Ce brave homme revint au bout d’un instant avec un gobelet de vin qu’il voulut mettre dans les mains d’Aurore mais celles-ci tremblaient tellement qu’il y renonça et la fit boire lui-même.

- Là !… Doucement !… Ça va te requinquer. C’est de la malvoisie…

En effet, Aurore se sentit mieux rapidement. La chaleur du vin chassa la vague de froid qui l’avait envahie. En remerciant le garçon, elle s’étonna qu’il ait pu lui donner un vin de cette qualité…

- Dans cette maison, quand il y a un festin, on peut se servir comme on veut. Le majordome s’enivre encore plus vite que Son Altesse. Tiens, je te laisse le reste ! Il faut que je retourne à mon service… On dirait que ton maître a du succès.

En effet, un tonnerre d’applaudissements saluait la fin de l’air que Nicolas dut bisser et même trisser avant qu’on lui permette de chanter une autre mélodie. C’était un vrai triomphe mais, justement, c’était trop pour Aurore. Elle n’avait qu’une envie : se réfugier dans un coin tranquille, obscur et silencieux de préférence, pour y prendre un peu de repos et mettre de l’ordre dans ses idées. Loin de la Platen, surtout ! La haine que cette ignoble femme lui inspirait l’aveuglait et la rendait sourde au point de perturber son esprit toujours si clair.

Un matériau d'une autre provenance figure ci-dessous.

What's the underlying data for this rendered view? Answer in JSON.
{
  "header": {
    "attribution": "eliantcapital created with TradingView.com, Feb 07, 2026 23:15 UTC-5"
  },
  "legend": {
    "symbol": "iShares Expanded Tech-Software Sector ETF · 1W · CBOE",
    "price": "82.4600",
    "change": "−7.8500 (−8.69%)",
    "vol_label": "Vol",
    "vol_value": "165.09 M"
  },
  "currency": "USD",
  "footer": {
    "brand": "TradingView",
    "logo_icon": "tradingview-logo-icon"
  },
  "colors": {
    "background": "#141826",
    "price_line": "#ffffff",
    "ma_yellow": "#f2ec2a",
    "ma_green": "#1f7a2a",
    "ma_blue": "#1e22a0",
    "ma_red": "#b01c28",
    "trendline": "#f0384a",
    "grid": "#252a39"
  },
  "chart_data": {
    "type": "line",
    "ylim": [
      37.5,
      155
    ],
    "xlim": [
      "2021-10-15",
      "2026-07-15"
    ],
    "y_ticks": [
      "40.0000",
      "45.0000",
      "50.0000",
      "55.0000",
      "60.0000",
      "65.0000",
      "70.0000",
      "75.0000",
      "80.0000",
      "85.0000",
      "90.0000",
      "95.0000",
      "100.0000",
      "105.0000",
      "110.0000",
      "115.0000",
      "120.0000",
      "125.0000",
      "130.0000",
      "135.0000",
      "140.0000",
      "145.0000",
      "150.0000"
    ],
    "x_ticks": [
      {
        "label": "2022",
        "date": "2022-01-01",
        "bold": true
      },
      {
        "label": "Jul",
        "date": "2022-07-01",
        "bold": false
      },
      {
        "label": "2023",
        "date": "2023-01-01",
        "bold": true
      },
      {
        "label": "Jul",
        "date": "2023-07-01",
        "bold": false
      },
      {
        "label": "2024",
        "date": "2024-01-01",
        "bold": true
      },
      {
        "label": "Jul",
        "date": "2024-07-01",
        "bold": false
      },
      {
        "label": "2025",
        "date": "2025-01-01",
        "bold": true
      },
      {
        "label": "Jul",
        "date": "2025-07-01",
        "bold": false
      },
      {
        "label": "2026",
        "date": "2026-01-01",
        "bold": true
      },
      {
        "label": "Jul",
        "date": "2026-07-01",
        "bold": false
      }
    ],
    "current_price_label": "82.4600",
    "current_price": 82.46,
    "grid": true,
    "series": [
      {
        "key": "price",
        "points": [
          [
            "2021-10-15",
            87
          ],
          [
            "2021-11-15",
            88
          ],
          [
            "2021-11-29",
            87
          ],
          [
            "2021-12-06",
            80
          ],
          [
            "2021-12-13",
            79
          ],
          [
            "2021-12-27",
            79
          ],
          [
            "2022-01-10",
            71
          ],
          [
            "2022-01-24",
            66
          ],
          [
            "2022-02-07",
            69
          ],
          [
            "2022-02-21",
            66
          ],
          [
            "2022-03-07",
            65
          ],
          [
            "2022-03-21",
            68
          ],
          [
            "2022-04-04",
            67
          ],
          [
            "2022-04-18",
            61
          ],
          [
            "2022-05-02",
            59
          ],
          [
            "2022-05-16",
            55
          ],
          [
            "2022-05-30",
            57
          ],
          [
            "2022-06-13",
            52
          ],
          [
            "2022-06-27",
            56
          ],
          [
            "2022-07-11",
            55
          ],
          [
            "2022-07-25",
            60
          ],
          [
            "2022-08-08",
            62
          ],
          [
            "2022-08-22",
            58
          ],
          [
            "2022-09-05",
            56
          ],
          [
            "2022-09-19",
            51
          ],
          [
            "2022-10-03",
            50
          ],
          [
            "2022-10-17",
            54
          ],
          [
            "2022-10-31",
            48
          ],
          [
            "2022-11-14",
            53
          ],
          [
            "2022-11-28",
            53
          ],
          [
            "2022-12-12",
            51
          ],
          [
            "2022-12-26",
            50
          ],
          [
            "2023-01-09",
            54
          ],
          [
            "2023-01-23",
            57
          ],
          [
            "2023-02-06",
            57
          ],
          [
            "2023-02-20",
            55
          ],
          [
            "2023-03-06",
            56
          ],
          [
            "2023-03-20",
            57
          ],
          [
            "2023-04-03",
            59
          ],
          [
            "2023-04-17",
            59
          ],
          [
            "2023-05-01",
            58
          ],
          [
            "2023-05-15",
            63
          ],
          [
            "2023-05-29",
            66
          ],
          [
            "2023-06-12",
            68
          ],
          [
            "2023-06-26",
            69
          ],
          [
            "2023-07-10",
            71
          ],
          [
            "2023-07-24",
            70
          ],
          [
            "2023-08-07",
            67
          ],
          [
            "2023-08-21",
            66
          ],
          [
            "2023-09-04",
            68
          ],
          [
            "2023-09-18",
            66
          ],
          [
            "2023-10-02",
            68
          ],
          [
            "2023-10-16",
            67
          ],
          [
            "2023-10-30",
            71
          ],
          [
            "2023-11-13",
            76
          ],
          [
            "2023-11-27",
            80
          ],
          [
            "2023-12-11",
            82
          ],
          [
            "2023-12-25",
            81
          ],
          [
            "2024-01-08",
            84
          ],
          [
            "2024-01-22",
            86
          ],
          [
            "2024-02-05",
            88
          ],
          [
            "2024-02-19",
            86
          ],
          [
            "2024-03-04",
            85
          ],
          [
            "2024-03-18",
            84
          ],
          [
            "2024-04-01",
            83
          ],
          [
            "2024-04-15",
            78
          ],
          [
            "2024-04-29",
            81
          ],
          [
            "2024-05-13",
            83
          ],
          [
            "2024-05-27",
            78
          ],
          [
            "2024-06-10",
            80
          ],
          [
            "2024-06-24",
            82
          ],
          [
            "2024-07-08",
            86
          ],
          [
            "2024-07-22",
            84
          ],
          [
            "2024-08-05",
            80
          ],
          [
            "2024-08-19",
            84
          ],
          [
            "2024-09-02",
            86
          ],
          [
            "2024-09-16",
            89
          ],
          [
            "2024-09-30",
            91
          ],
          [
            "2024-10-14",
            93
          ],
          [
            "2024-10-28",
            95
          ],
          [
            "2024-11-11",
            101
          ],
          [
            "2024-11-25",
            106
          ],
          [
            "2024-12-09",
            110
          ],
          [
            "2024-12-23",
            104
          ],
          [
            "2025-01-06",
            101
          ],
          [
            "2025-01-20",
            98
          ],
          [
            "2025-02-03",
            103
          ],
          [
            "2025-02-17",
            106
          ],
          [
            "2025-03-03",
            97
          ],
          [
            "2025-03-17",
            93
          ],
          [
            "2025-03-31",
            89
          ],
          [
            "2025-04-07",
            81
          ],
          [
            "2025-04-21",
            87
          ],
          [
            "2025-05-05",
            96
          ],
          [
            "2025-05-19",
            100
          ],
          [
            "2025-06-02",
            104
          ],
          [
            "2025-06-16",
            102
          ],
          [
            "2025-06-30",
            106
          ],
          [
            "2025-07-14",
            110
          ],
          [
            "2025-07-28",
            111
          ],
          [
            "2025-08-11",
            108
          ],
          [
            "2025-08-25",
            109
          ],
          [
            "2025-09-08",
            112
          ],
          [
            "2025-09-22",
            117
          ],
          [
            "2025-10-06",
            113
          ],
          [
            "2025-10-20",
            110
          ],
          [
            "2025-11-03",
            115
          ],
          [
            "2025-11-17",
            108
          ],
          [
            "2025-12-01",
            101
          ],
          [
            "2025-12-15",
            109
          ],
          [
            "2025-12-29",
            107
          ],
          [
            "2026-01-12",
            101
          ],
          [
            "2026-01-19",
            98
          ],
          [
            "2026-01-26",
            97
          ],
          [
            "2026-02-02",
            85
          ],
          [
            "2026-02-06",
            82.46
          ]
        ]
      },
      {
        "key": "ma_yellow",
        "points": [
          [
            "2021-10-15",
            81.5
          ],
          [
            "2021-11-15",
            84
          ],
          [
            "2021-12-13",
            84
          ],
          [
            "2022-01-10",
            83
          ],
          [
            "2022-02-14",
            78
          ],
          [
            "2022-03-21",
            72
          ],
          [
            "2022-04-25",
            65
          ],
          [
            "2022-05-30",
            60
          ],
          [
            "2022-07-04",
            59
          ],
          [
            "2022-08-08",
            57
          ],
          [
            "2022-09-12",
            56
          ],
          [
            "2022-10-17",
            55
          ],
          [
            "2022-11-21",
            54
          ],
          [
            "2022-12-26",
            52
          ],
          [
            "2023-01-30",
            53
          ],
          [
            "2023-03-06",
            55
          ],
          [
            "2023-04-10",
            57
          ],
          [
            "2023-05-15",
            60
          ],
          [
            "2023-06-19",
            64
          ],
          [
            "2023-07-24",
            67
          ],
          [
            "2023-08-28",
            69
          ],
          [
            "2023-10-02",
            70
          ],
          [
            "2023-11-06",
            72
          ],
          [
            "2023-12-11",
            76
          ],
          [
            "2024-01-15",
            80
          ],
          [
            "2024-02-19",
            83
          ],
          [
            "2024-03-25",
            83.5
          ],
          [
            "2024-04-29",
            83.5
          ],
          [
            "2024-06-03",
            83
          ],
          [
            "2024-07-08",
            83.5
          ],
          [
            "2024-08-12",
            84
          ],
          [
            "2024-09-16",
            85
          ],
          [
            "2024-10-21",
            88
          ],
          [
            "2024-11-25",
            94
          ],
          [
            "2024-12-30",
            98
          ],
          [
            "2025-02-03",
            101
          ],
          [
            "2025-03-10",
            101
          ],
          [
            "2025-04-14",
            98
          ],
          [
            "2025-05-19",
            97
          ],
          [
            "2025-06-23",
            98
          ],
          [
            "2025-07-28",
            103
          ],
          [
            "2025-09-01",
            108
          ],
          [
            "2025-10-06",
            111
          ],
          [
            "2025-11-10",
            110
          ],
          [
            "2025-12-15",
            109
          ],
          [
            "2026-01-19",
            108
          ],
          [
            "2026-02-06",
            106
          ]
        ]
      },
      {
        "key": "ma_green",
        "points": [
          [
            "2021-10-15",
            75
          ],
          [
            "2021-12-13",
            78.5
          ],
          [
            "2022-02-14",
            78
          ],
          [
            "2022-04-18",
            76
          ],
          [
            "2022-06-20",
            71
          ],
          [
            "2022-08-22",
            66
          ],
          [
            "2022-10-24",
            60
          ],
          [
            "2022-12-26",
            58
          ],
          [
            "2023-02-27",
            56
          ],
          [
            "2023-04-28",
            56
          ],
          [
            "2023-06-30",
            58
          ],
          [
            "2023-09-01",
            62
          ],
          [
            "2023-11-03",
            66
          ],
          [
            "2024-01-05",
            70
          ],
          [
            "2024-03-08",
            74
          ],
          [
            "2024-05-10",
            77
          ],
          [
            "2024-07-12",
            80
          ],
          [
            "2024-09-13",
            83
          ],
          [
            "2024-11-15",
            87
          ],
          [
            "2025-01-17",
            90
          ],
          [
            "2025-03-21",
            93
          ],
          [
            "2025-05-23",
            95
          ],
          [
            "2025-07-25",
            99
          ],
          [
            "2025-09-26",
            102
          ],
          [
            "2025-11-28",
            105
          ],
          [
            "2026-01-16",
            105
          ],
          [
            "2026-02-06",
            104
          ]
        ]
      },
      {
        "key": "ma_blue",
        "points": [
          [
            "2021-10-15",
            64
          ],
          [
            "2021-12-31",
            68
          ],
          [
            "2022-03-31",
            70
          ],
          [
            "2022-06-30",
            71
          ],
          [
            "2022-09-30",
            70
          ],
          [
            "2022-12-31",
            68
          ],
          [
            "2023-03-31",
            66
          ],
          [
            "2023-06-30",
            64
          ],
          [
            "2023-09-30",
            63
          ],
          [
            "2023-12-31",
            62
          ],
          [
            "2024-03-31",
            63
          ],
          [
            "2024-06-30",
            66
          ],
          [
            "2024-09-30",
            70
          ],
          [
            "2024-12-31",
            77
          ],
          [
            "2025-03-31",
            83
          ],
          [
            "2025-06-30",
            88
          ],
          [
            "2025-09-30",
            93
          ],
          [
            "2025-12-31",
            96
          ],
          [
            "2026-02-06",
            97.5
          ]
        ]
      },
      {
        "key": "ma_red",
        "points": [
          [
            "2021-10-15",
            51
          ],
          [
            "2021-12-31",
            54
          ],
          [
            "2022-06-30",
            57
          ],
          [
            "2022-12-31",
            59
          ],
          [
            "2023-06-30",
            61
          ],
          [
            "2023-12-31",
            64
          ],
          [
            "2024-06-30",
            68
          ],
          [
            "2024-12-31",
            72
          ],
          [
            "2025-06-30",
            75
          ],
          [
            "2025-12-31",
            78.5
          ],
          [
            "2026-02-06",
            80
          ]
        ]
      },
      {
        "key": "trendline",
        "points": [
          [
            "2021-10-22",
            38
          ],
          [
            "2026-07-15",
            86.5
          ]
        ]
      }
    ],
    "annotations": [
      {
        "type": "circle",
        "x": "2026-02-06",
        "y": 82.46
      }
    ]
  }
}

Une seule pensée surnageait : inutile de chercher ce qu’avait pu devenir l’envoi de Philippe à Lastrop : la Platen avait fait main basse dessus… Restait à savoir comment ?

Décidée à rentrer chez les Stohlen, elle chercha celui qui l’avait secourue pour qu’il prévienne Nicolas, ne le trouva pas et confia son message à l’un des musiciens qui, profitant d’un moment où le chanteur s’accompagnait lui-même à la guitare, s’était esquivé pour satisfaire un besoin urgent.

Elle atteignait l’escalier d’honneur où s’alignaient des hallebardiers monumentaux quand le serviteur qu'elle avait cherché la rejoignit et la prit par le bras.

- Pas par-là ! fit-il. Tu n’as droit qu’à l’escalier de service que je vais te montrer…

Quand ils ne furent plus à portée d’oreilles étrangères, il changea subitement de ton :

- Veuillez me pardonner d’avoir osé vous tutoyer, Mademoiselle la comtesse, mais je ne pouvais pas faire autrement. Si vous voulez rentrer, je vais vous accompagner. Vous risquez de mauvaises rencontres cette nuit… les autres aussi d’ailleurs !

Elle se figea sur place et le regarda avec accablement. Encore un ! Alors qu’elle se croyait si parfaitement grimée ! Mais elle était trop lasse pour prendre la peine de nier :

- Comment m’avez-vous reconnue ? soupira-t-elle.

Il se mit à rire et glissa un objet dans sa main :

- Quand on arrive avec une moustache, il vaut toujours mieux l’avoir encore à la sortie… avec le respect que je dois à Mademoiselle ! En outre, j’étais l’un des valets de pied de M. le comte : Donner ! Joachim Donner !… encore tout à votre service…

Cette fois elle le regarda et, en effet, se souvint de ce visage plein et avenant, de ce sourire paisible qu'elle n’eut aucune peine à habiller aux couleurs d’autrefois.